Thursday, December 23, 2010

Is Christmas just for Kids?


I admit it I am a kid at heart! Growing up in a large family in a small rural Mid-Western town, I have stored some really good memories, and of course they are somewhat romanticized. Magical snow-falls on cold nights, sledding on a hill that at the time seemed a lot longer and steeper than it is today, drinking hot chocolate with large melted marsh-mellows that left a mustache on my upper lip but did warm up my chilled to the bones body! I remember Christmas Eve services at my church where we held candles while singing "Silent Night" at midnight and then heard the church bells ring as the service ended. Now that was pretty cool. I remember all 5 of us kids "sleeping" in the same room on Christmas Eve and waiting the next morning for our parents to drink their coffee before we could come downstairs, open our stockings first and then taking turns (youngest to oldest and one at a time) opening our presents and saying thank you after each one.
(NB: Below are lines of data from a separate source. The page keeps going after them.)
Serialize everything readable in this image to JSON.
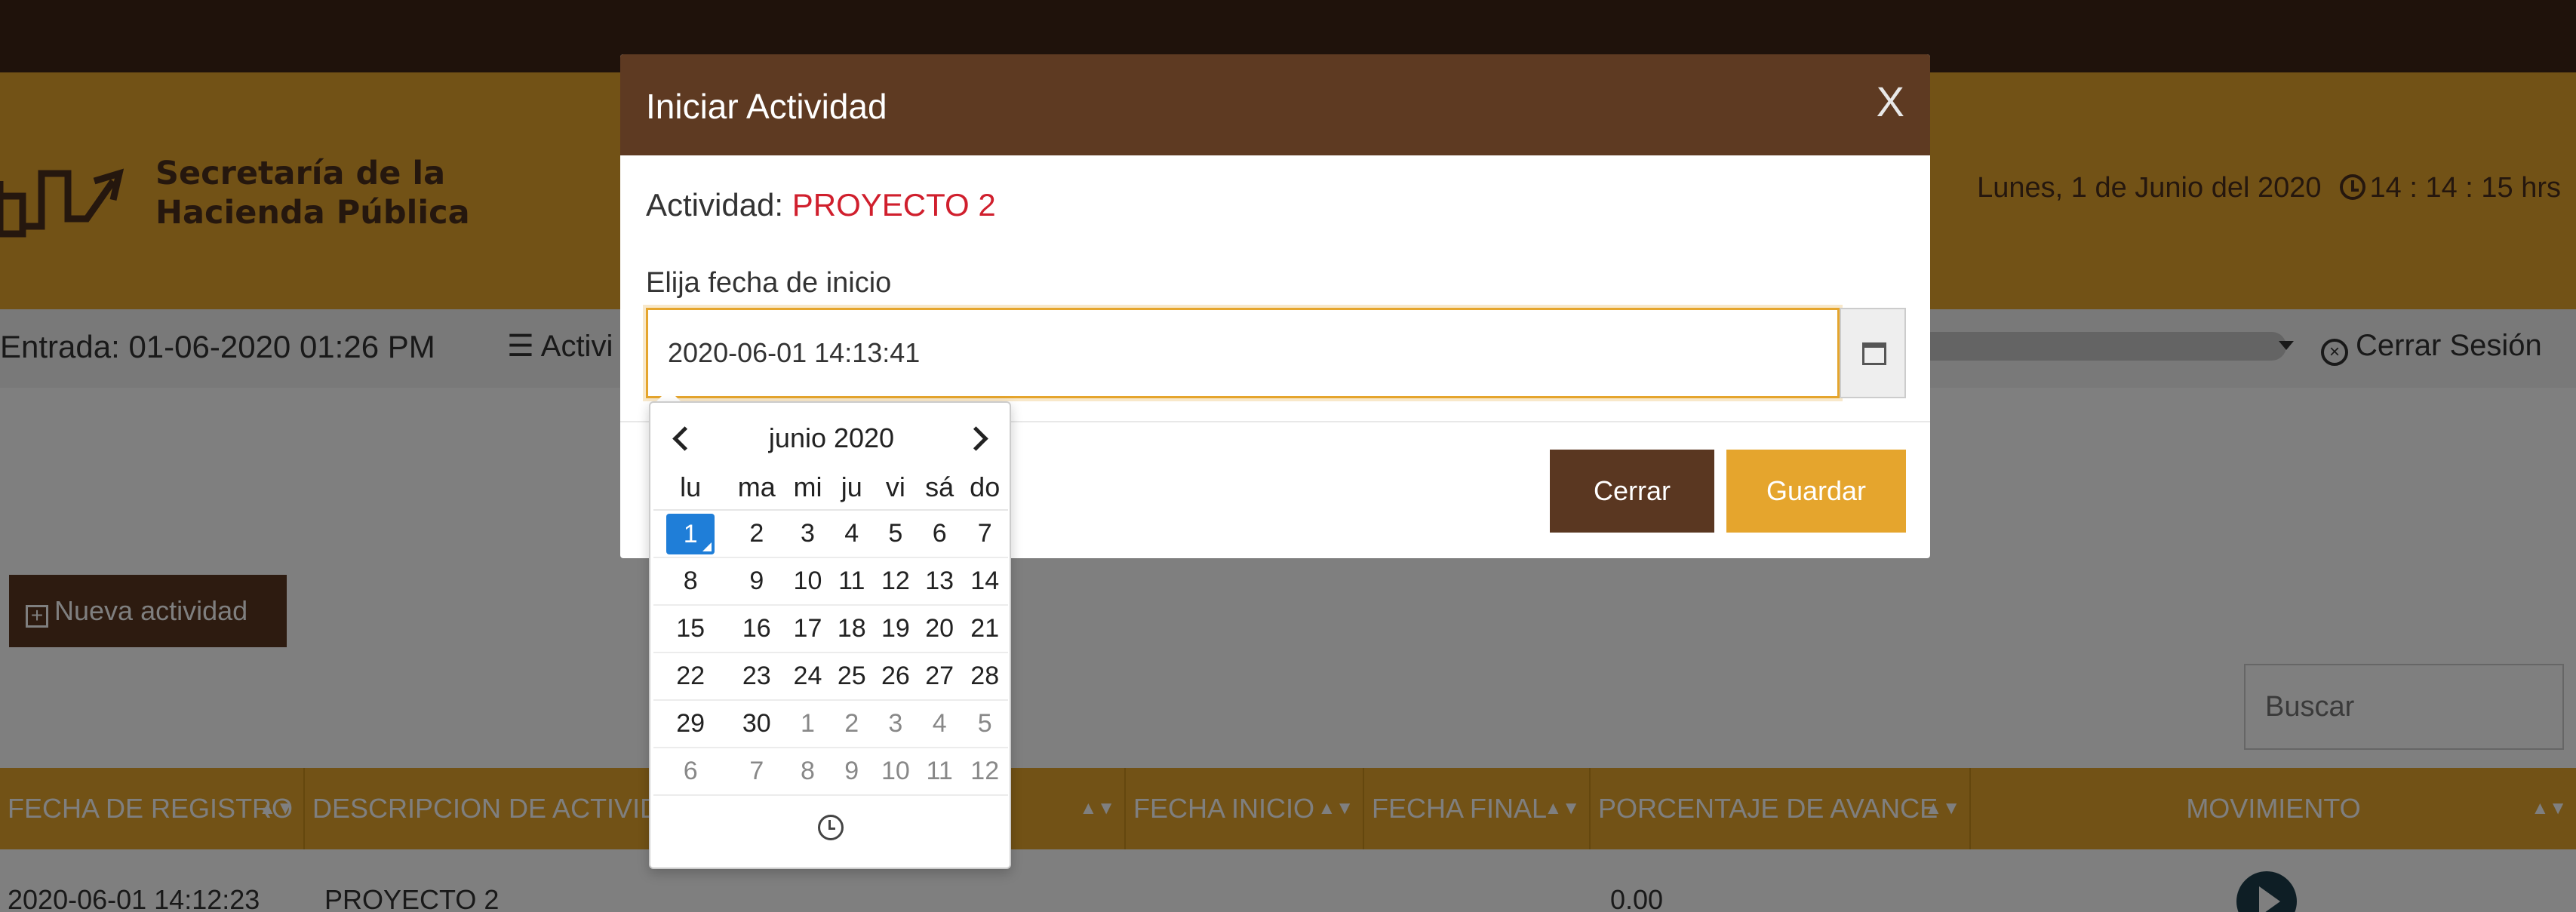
{
  "header": {
    "org_name_line1": "Secretaría de la",
    "org_name_line2": "Hacienda Pública",
    "date_text": "Lunes, 1 de Junio del 2020",
    "time_text": "14 : 14 : 15 hrs"
  },
  "nav": {
    "entrada": "Entrada: 01-06-2020 01:26 PM",
    "actividades_partial": "Activi",
    "logout": "Cerrar Sesión"
  },
  "toolbar": {
    "nueva_actividad": "Nueva actividad",
    "search_placeholder": "Buscar"
  },
  "table": {
    "columns": [
      "FECHA DE REGISTRO",
      "DESCRIPCION DE ACTIVIDA",
      "",
      "FECHA INICIO",
      "FECHA FINAL",
      "PORCENTAJE DE AVANCE",
      "MOVIMIENTO"
    ],
    "rows": [
      {
        "fecha_registro": "2020-06-01 14:12:23",
        "descripcion": "PROYECTO 2",
        "porcentaje": "0.00"
      }
    ]
  },
  "modal": {
    "title": "Iniciar Actividad",
    "close_label": "X",
    "actividad_label": "Actividad:",
    "actividad_value": "PROYECTO 2",
    "fecha_label": "Elija fecha de inicio",
    "fecha_value": "2020-06-01 14:13:41",
    "cerrar_label": "Cerrar",
    "guardar_label": "Guardar"
  },
  "datepicker": {
    "title": "junio 2020",
    "weekdays": [
      "lu",
      "ma",
      "mi",
      "ju",
      "vi",
      "sá",
      "do"
    ],
    "weeks": [
      [
        "1",
        "2",
        "3",
        "4",
        "5",
        "6",
        "7"
      ],
      [
        "8",
        "9",
        "10",
        "11",
        "12",
        "13",
        "14"
      ],
      [
        "15",
        "16",
        "17",
        "18",
        "19",
        "20",
        "21"
      ],
      [
        "22",
        "23",
        "24",
        "25",
        "26",
        "27",
        "28"
      ],
      [
        "29",
        "30",
        "1",
        "2",
        "3",
        "4",
        "5"
      ],
      [
        "6",
        "7",
        "8",
        "9",
        "10",
        "11",
        "12"
      ]
    ],
    "selected_day": "1"
  },
  "colors": {
    "brand_gold": "#e5a52d",
    "brand_brown": "#5e3a22",
    "top_bar": "#3f2516",
    "highlight_red": "#d01f2d",
    "selected_blue": "#1f7ed8"
  }
}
Good memories as a kid for sure, and later as a Dad myself I did my best to create memories for my girls. Whether it was decorating the house, letting them pick out the real tree, and decorating it with the sounds of really old Christmas music playing in the background. We would read my collection of Christmas stories while drinking hot chocolate and picking out a local family to share the 12 Days of Christmas with as we anonymously put a package on the front steps, rang the door bell and ran before they could see us and never knew who did it!
But my girls are grown up now, and just a couple weeks ago I helped my oldest and her husband decorate their very first tree and listen to the same corny Christmas music that she has to play! It can be depressing not having little ones around, but I truly want to focus on the gift of God and everything that goes with it. I don't want to get caught up on racking my brain out trying to come up with that just right gift for the special people in my life in hopes that they will really, really love it or hope that those who choose to give me a gift will give me just the right one so that my fragile ego will be stroked just enough to feel good!
No, instead I want to experience the knowledge from head to heart that God truly loved me enough to send His perfect Son to take my place and pay in full the penalty for my waywardness that my efforts and good deeds could never do. I am amazed that God would replace my filthy rags of niceness and good works that will always fall short with a royal robe of His righteousness that Christ Himself will put on me. I can barely take in that He chose to adopt me, give me an inheritance that has a value that cannot be measured and that God would not just choose me but use me, that He would give me a new identity, a new name and allow me to come boldly before Him with confidence all because of what Jesus did by being obedient instead of keeping His rightful, comfortable throne in Heaven and leave it for a humble, smelly stable. That He would choose to be spat on, wrongly accused, mocked, beaten beyond recognition and then endure for awhile the cross and be separated from His Father all so that we could be set free from sin and be forgiven.
He has changed the world, the fact that the world stops and celebrates Him is amazing, but that we worship temporal gifts instead of the true gift and the great gift giver must sadden Him immensely. May Christmas 2010 become the year when we all bend down on our knees and take the time to worship and adore what this season and holiday are all about! Oh Come Let Us Adore Him, Christ the Lord!